Pineapple Fruit Jellies
- Makes approx. 25-35 jellies (dependant on mould size)
- 10.2g (0.36oz) Leaf Gelatine
- 90g (3.17oz) Cold Water
- 0.5g (0.017oz) Citric Acid
- 80.5g (2.84oz) Corn Syrup
- 35.5g (1.25oz) Caster Sugar
- 30g (1.05oz) Chaucer Pineapple Powder
Other ingredients suggestions
Why not try replacing Pineapple for Blueberry Powder for a fruity berry twist.
Clean moulds with hot soapy water and a soft sponge & dry thoroughly (preferably leave for 5-10 hours prior to use in a dry environment, to ensure moulds are completely dry).
Using a small brush or light mist spray, oil the candy moulds.
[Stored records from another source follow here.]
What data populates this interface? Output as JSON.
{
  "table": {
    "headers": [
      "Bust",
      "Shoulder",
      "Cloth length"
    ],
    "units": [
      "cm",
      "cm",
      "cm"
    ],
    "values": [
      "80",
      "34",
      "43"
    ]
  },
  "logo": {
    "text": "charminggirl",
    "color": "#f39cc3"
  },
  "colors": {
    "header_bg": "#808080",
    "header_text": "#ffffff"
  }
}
In a small bowl add leaf gelatine & half the cold water, leave for 5-10 minutes to allow the gelatine to soften and absorb the water.
In a small pan add the corn syrup, caster sugar and remaining water, bring to the boil and simmer until all sugar is fully dissolved.
Remove pan from heat and mix in the freeze-dried fruit powder until fully dispersed, add the gelatine water and citric acid return to a gentle heat, lightly stirring with only a spoon to avoid generating bubbles until gelatine has fully dissolved.
Allow to cool for 5 minutes and stirring smoothly as not to create bubbles but frequently to prevent a skin forming.
Heat for approx. 1 minute on a medium heat stirring after the first 30 seconds then every 15 seconds approx.
Remove pan from heat and allow to cool, stirring lightly but frequently taking care to not generate any additional bubbles within the mix.
Using a pipette or small jug fill pre oiled moulds to ¾ full, let candy sit for 30 minutes then transfer to a refrigerator for a further 30 minutes.
Remove candies from moulds and allow to stand for 48 hours then turn over and allow to stand for another 24-48 hours (until texture is to required chewiness) then transfer to an air tight container.